Canonicalization refers to the tactic of telling search engines what pages on your website you want them to pay attention to. Search engines aren't always able to determine when similar URLs refer to the same page(s) or different pages. As an example, Google could possibly treat www.nbc.com, nbc.com and nbc.com/ as three different web pages even though they all go to the same content, or page.
This can be a serious problem in the context of search engine optimization (SEO). Rather than having a single page that you want Google to rank, it appears as if there are different pages with the same content. Which page is the one Google should display in the search results? If it’s not clear to a search engine, it is possible that none of these pages will appear in the results.
Canonicalization - an Overlooked SEO Tactic
When a website is properly canonicalized, search engines will be able to easily determine which page to pay attention to when it comes to ranking. The rel=canonical HTML element lets webmasters tell search engines which page is the most important page when there are other pages with duplicate or very similar content.
Benefits to SEO
Choosing a proper canonical URL for every set of similar, or duplicate URLs improves the SEO of your site. When search engines know which version is canonical, it can count all the links towards all the different versions, as links to that single version. Setting a canonical is similar to doing a 301 redirect, but without actually redirecting.

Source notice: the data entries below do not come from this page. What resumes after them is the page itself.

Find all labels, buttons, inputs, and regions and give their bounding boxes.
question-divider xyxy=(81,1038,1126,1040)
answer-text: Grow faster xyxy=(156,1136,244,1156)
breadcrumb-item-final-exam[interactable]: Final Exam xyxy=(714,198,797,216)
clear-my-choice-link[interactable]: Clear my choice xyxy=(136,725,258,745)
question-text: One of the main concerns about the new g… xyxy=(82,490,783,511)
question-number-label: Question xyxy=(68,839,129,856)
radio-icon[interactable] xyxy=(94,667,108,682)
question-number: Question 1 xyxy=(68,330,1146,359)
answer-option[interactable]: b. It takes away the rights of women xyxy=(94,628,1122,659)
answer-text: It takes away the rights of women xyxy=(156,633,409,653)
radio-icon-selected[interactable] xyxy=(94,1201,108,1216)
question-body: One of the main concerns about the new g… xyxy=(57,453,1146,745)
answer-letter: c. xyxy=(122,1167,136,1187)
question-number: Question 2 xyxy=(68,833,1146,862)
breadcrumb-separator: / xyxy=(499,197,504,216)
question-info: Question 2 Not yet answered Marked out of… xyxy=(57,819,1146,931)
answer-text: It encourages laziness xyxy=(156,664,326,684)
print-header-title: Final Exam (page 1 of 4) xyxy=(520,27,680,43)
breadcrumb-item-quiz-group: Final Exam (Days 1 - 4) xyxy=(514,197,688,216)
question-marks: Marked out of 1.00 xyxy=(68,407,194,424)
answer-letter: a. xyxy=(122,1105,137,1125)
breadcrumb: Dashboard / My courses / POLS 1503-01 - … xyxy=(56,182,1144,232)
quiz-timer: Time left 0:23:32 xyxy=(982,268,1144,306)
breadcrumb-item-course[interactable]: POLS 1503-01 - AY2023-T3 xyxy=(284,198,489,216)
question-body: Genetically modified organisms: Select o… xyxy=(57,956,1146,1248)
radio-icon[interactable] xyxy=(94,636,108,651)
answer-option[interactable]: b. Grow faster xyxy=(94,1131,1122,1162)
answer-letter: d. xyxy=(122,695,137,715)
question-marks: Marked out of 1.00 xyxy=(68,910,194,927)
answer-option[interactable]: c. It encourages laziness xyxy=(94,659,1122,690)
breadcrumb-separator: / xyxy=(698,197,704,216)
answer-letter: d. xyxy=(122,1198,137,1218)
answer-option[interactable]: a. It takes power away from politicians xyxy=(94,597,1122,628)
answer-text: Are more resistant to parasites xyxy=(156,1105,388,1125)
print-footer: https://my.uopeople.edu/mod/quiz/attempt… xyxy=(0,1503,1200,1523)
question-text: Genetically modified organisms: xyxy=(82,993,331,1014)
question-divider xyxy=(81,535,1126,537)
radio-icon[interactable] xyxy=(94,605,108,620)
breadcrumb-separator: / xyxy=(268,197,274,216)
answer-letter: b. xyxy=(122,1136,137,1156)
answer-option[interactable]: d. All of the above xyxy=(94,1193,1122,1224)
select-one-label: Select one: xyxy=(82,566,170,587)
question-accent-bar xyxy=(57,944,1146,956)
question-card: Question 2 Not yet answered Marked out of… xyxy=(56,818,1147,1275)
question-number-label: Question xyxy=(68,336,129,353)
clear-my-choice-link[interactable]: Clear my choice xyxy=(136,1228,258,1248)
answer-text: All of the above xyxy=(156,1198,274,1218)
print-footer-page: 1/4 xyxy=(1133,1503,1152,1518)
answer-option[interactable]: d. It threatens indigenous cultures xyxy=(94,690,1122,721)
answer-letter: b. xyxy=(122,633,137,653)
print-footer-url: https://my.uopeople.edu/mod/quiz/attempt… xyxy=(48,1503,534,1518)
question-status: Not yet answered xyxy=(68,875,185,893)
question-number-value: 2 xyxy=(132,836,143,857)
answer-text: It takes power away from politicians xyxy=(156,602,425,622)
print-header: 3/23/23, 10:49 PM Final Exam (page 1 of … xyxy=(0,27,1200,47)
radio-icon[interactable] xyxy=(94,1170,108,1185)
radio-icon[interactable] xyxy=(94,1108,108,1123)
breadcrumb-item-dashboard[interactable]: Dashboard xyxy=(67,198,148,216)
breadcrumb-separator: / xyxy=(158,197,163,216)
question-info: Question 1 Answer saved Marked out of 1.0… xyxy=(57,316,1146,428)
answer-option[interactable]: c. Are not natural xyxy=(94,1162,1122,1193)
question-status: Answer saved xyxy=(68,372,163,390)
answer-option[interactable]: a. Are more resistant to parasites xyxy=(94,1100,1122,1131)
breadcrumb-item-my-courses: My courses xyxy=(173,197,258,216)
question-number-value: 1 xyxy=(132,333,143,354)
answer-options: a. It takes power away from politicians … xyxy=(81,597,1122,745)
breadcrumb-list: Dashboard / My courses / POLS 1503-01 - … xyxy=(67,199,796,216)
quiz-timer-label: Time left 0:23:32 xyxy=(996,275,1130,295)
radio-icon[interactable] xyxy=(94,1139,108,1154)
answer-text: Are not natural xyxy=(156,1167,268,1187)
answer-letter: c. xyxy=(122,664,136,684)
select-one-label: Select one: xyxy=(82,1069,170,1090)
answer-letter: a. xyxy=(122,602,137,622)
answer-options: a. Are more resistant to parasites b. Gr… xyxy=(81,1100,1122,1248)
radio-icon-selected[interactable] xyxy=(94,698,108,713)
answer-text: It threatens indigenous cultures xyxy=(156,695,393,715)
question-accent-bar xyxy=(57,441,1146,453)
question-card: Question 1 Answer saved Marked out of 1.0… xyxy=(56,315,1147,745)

Here is an example where there are two pages that share the same content, but only one page should show up in the search results:
- http://canonicalization.com/wordpress/search-plugin/ (this is the most important page for SEO, or the canonical page)
- http://canonicalization.com/wordpress/plugins/search/ (this is the non-canonical page)
It’s up to you to decide which page is the important one. That page is the canonical version. The other page is the non-canonical page. A rel=canonical link is placed in the HTML of the non-canonical page, and it points to the canonical version:
Canonicalization Protects Your Keywords
Canonicalization also serves to prevent your website's keywords from cannibalizing one another. Consider an instance in which Google returns the wrong page on your site for a search term. Maybe a page on your site jumps in and out of a search engine. It is possible that these issues result from keyword cannibalization, also referred to as internal SEO cannibalization.
Keyword cannibalization occurs when multiple pages on a site compete for the exact same search word/phrase. It occurs when duplicate themes are used and the search engine can't figure out which page should appear for the word/phrase searched for. Common types of keyword cannibalization include subdomain conflict, internal keyword cannibalization and multiple unrelated keywords ranking for the homepage. A canonical keyword map will help prevent such cannibalization.
The Keyword Map
A canonical keyword map matches targeted keywords to specific canonical pages (the most important page).
Start by getting a view of all your website’s indexed content. This includes page titles, meta descriptions, headline tags, on-page content and internal link anchors. A great tool for this is Screaming Frog. This tool is free for up to 500 URLs. From the Screaming Frog dashboard you can export a list of all your pages that search engines can see, and include in their search results. Remove pages with a 3xx, 4xx or 5xx server status errors.
Next, create your own spreadsheet and add the Screaming Frog data. You will add a column for Canonical Keywords to your spreadsheet.
From here you can identify pages that have obvious overlap with keywords, page Title, headings and content.
At this stage you need to dig out your keyword research and start making decisions about which keywords belong to which pages. With pages where there is overlap you will have to decide which page is the canonical version and apply the rel=canonical tag to the other page(s).
Tip: If you’re not sure which page should be the canonical version, you can choose the one that is the most visited.
The Myth of Duplicate Content
One of the main reasons for using Canonicalization is to help search engines understand what is the most important page when there is duplicate or very similar content. There is plenty of confusion when it comes to duplicate content.
Definition of Duplicate Content from Google
Duplicate content generally refers to substantive blocks of content within or across domains that either completely match other content or are appreciably similar. Mostly, this is not deceptive in origin...
Google’s Andrey Lipattsev was adamant during a Google Hangout on June 16, 2016:
Google DOES NOT have a duplicate content penalty.
Likewise, John Mueller of Google says:
We don’t have a duplicate content penalty. It’s not that we would demote a site for having a lot of duplicate content.
Google won’t demote a site with lots of duplicate content, but they will certainly not rank it either.
SEO Best Practices for Duplicate Content
- Do NOT expect to rank high in Google with content found on other, more trusted sites, and don’t expect to rank at all if all you are using automatically generated pages with no ‘value add’ content.
- Do NOT use boilerplate content. Boilerplate is defined as: any text that is or can be reused in new contexts or applications without being greatly changed from the original. Google says to, “minimize boilerplate repetition.”
- Provide rich, unique, relevant, and informative content. It sounds simple, but content like this is the kind of content search engines want in their indexes.
Canonicalization the Final Piece
Canonicalization can protect and even enhance your overall SEO. Canonicalize your website's pages in the manner outlined above and you will inevitably enhance your SEO. Canonicalization for SEO does not require an abundance of resources, personnel, time or money. It is a fairly simple process that will help web searchers who are interested in your content, services, products or other offerings find your website.